The U.S. Department of Labor has issued a proposed rule that would reverse an Obama-era tip-pooling rule, which has proven controversial since its issuance. As previously reported in this blog, the courts have split over whether — and the Tenth Circuit has joined the majority that hold that — employers need not comply with the tip-pooling rule if they otherwise meet the Fair Labor Standards Act’s minimum wage requirements. These courts hold that the tip-pooling rule is merely a condition of claiming the credit for tips against the minimum wage; if an employer does not claim the tip credit — if the employer pays at or above the minimum wage — then the tip-pooling rule does not apply. One part of the tip-pooling rule prohibits employers from sharing tips with any worker in a position that is not customarily and regularly tipped, such as dishwashers, cooks, etc. Thus, by paying tipped employees (e.g., waiters) at or above the minimum wage, without claiming the tip credit, employers are free to require a tip pool that is shared with other employees, even dishwashers, cooks, etc. This proposed rule would confirm this view in the formal FLSA regulations, in other words, that the tip-pooling rule only applies as a condition of claiming the tip credit. The proposed rule would codify the approach already taken by the Tenth Circuit.

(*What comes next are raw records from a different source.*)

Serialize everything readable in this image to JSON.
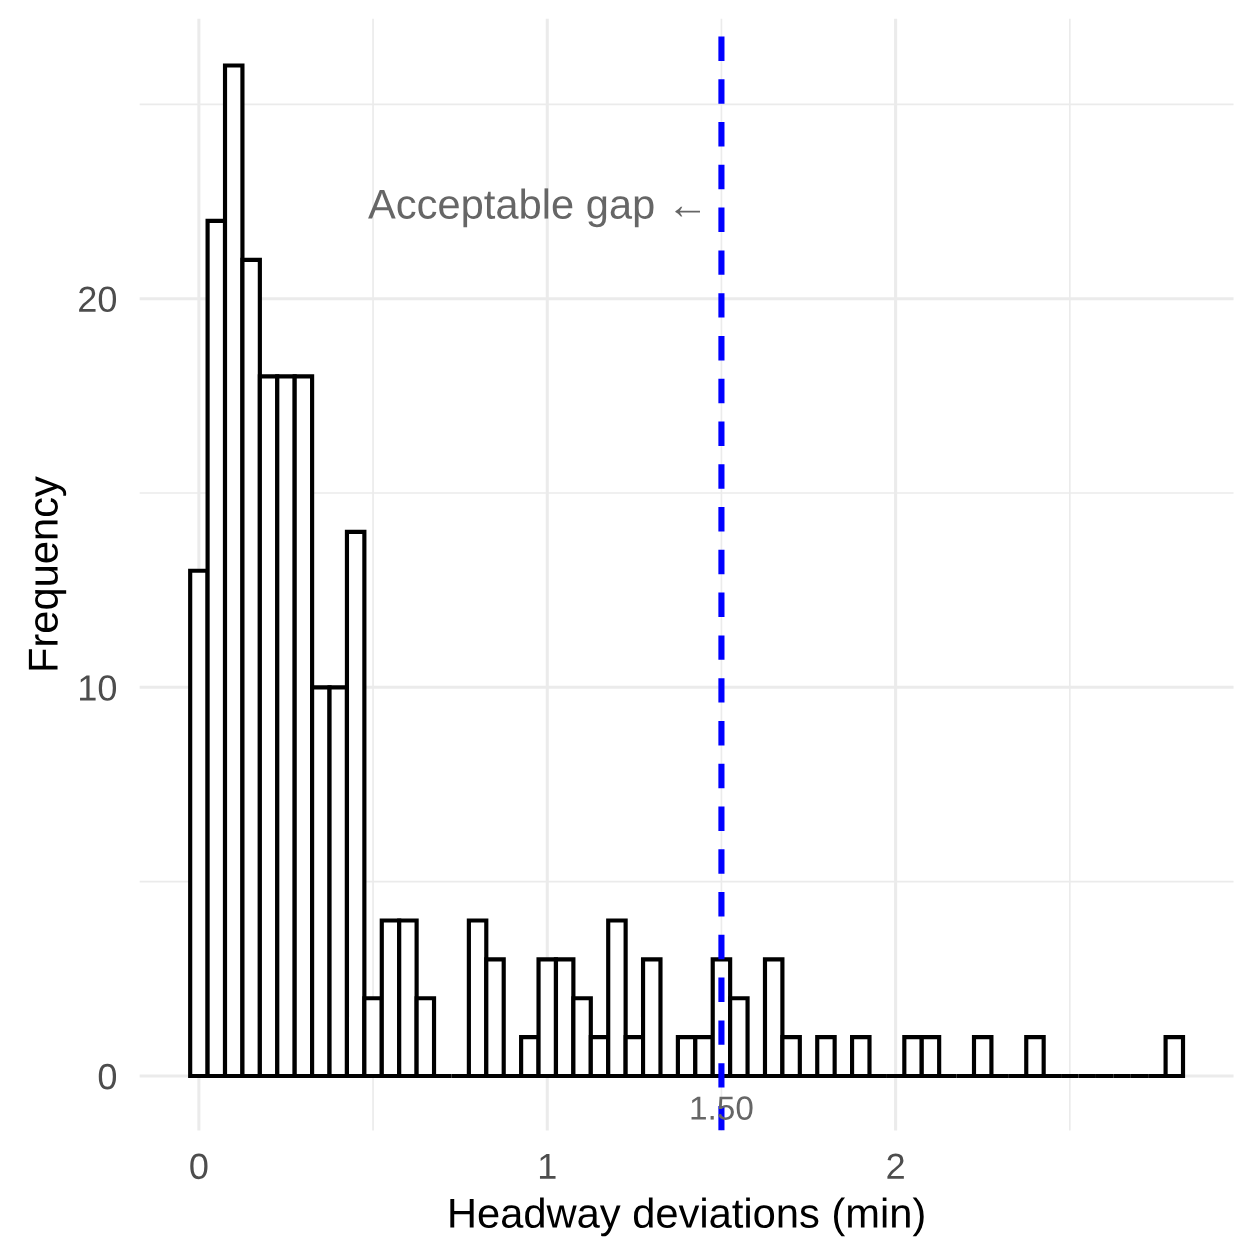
{
  "chart_data": {
    "type": "histogram",
    "xlabel": "Headway deviations (min)",
    "ylabel": "Frequency",
    "bins": [
      -0.025,
      0.025,
      0.075,
      0.125,
      0.175,
      0.225,
      0.275,
      0.325,
      0.375,
      0.425,
      0.475,
      0.525,
      0.575,
      0.625,
      0.675,
      0.725,
      0.775,
      0.825,
      0.875,
      0.925,
      0.975,
      1.025,
      1.075,
      1.125,
      1.175,
      1.225,
      1.275,
      1.325,
      1.375,
      1.425,
      1.475,
      1.525,
      1.575,
      1.625,
      1.675,
      1.725,
      1.775,
      1.825,
      1.875,
      1.925,
      1.975,
      2.025,
      2.075,
      2.125,
      2.175,
      2.225,
      2.275,
      2.325,
      2.375,
      2.425,
      2.475,
      2.525,
      2.575,
      2.625,
      2.675,
      2.725,
      2.775,
      2.825
    ],
    "values": [
      13,
      22,
      26,
      21,
      18,
      18,
      18,
      10,
      10,
      14,
      2,
      4,
      4,
      2,
      0,
      0,
      4,
      3,
      0,
      1,
      3,
      3,
      2,
      1,
      4,
      1,
      3,
      0,
      1,
      1,
      3,
      2,
      0,
      3,
      1,
      0,
      1,
      0,
      1,
      0,
      0,
      1,
      1,
      0,
      0,
      1,
      0,
      0,
      1,
      0,
      0,
      0,
      0,
      0,
      0,
      0,
      1
    ],
    "color": "#000000",
    "xlim": [
      -0.17,
      2.97
    ],
    "ylim": [
      -1.4,
      27.2
    ],
    "xticks": [
      0,
      1,
      2
    ],
    "yticks": [
      0,
      10,
      20
    ],
    "grid": true,
    "ref_lines": [
      {
        "axis": "x",
        "value": 1.5,
        "label": "1.50",
        "color": "#0000ff",
        "line_style": "dashed"
      }
    ],
    "annotations": [
      "Acceptable gap ←"
    ]
  }
}
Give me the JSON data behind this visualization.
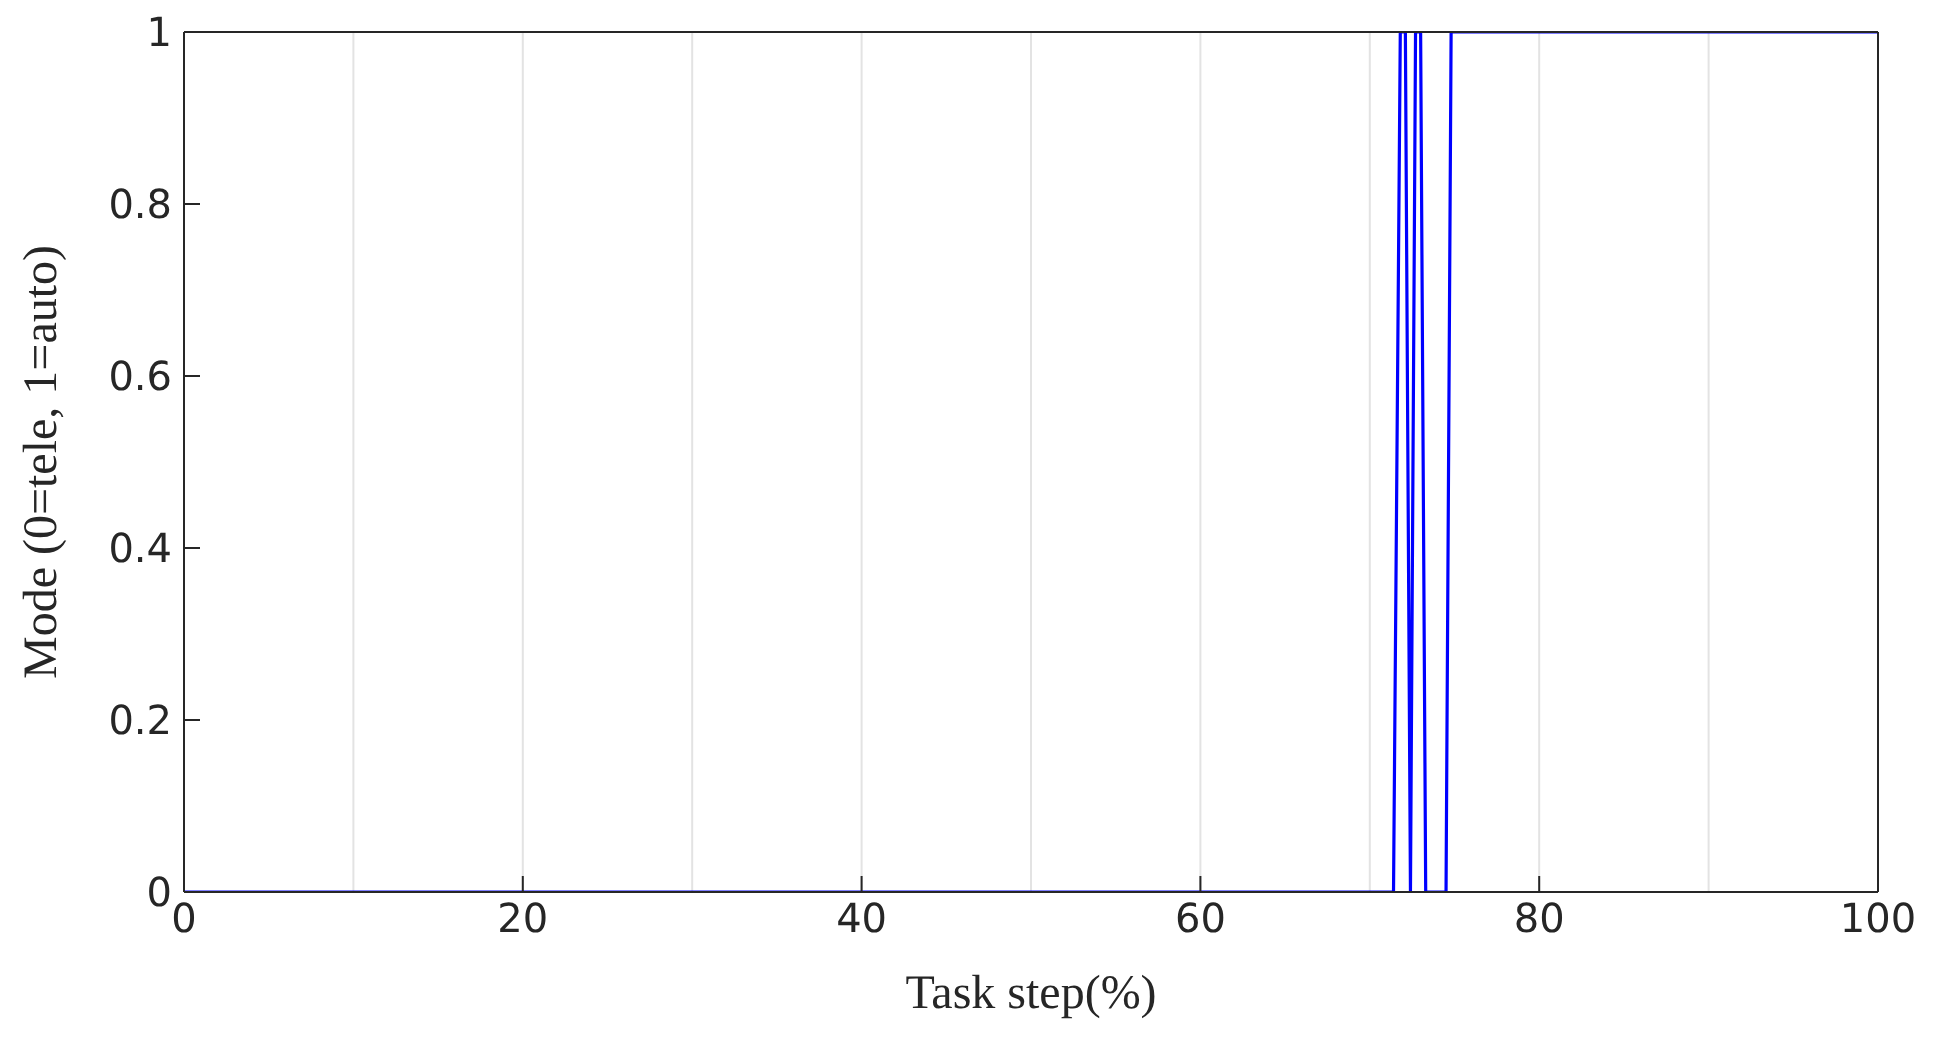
{
  "chart_data": {
    "type": "line",
    "xlabel": "Task step(%)",
    "ylabel": "Mode (0=tele, 1=auto)",
    "x": [
      0,
      71.4,
      71.8,
      72.1,
      72.4,
      72.7,
      73.0,
      73.3,
      74.5,
      74.8,
      100
    ],
    "series": [
      {
        "color": "#0000ff",
        "values": [
          0,
          0,
          1,
          1,
          0,
          1,
          1,
          0,
          0,
          1,
          1
        ]
      }
    ],
    "xlim": [
      0,
      100
    ],
    "xticks": [
      0,
      20,
      40,
      60,
      80,
      100
    ],
    "ylim": [
      0,
      1
    ],
    "yticks": [
      0,
      0.2,
      0.4,
      0.6,
      0.8,
      1
    ],
    "grid": true,
    "marker": "none",
    "line_style": "solid"
  }
}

Court strikes Obama-era DOL overtime rules

After issuing a preliminary injunction freezing the Obama-DOL overtime rules in 2016 before they took effect, the same court struck them on August 31, 2017 as unconstitutional, and in so doing expressly held the DOL had acted outside even Chevron authority. The decision, for now, seems to bring an end to the rules, as it seems unlikely the Trump-DOL will re-visit them.

Source: Nevada v. U.S. D.O.L., — F.Supp.3d —, case no. 4:16-cv-00731-ALM (D.E.D.Tex. 8/31/17).

DOL Persuader Rule blocked

The DOL’s persuader rule, which would have extended the longstanding persuader rules to cover attorneys providing legal advice, has been blocked by the courts. Whether it will survive numerous lawsuits, much less a Republican Congress and Trump Administration, is doubtful.

Nat’l Fed’n of Independent Bus. v. Perez , N.D. Tex., No. 16-cv-066, 11/16/16.